O seu trabalho não se limita às fronteiras de Portugal. A sua conexão com a ancestralidade africana é uma parte essencial da sua prática artística e da sua visão para o futuro. Apesar de ter visitado Angola apenas uma vez, sente que a sua ligação com o continente é espiritual e cultural. “As danças que pratico têm histórias profundas, ligadas à resistência e à luta dos nossos ancestrais”, explica.
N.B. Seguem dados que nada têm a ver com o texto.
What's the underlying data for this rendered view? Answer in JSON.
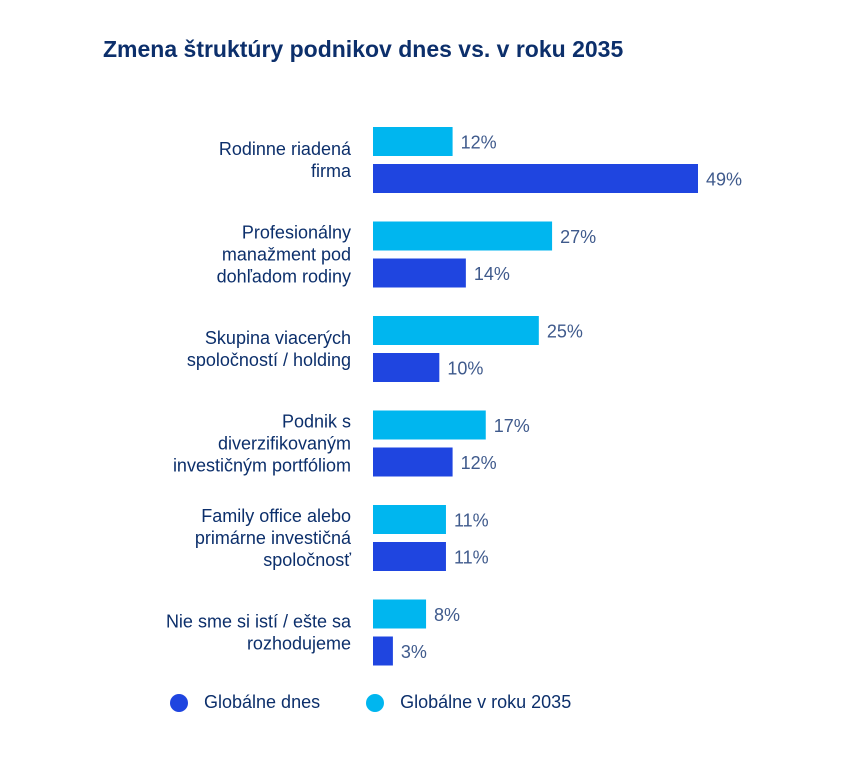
{
  "chart_data": {
    "type": "bar",
    "orientation": "horizontal",
    "title": "Zmena štruktúry podnikov dnes vs. v roku 2035",
    "categories": [
      [
        "Rodinne riadená",
        "firma"
      ],
      [
        "Profesionálny",
        "manažment pod",
        "dohľadom rodiny"
      ],
      [
        "Skupina viacerých",
        "spoločností / holding"
      ],
      [
        "Podnik s",
        "diverzifikovaným",
        "investičným portfóliom"
      ],
      [
        "Family office alebo",
        "primárne investičná",
        "spoločnosť"
      ],
      [
        "Nie sme si istí / ešte sa",
        "rozhodujeme"
      ]
    ],
    "series": [
      {
        "name": "Globálne v roku 2035",
        "color": "#00b6ef",
        "values": [
          12,
          27,
          25,
          17,
          11,
          8
        ],
        "labels": [
          "12%",
          "27%",
          "25%",
          "17%",
          "11%",
          "8%"
        ]
      },
      {
        "name": "Globálne dnes",
        "color": "#1f45e0",
        "values": [
          49,
          14,
          10,
          12,
          11,
          3
        ],
        "labels": [
          "49%",
          "14%",
          "10%",
          "12%",
          "11%",
          "3%"
        ]
      }
    ],
    "unit": "%",
    "xlim": [
      0,
      50
    ],
    "grid": false,
    "legend_position": "bottom"
  },
  "legend": [
    {
      "label": "Globálne dnes",
      "color": "#1f45e0"
    },
    {
      "label": "Globálne v roku 2035",
      "color": "#00b6ef"
    }
  ]
}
Esta conexão é evidente na forma como Piny aborda a dança, não apenas como uma expressão artística, mas como uma ferramenta de resistência e transformação social.


A presença de Piny em projetos como o Laboratório da Imaginação e em exposições como “Dança Não Dança” - patente na Fundação Calouste Gulbenkian entre 15 de novembro de 2024 e 13 de janeiro de 2025 - demonstra o seu compromisso em criar espaço para outras narrativas. Na exposição, por exemplo, foi possível ver representações de danças de rua, como o kuduro, lado a lado com estilos mais institucionalizados. “Ver um museu reconhecer a história das danças de rua e integrá-las num espaço tradicionalmente reservado à dança académica é um passo gigante”, celebra a artista. No entanto, sabe que há ainda muito por fazer. A sua luta é por um futuro onde todas as formas de conhecimento, sejam elas académicas ou comunitárias, sejam igualmente valorizadas. “Precisamos de descolonizar os espaços institucionais, desde a educação até à cultura, integrando códigos e linguagens que reflitam a diversidade das culturas urbanas”, conclui.


Piny é um exemplo de como a arte pode ser uma ferramenta poderosa para questionar, resistir e transformar e o seu trabalho inspira não apenas os seus contemporâneos, mas também as gerações futuras, mostrando que é possível construir um mundo onde todos os corpos, vozes e histórias tenham o seu lugar.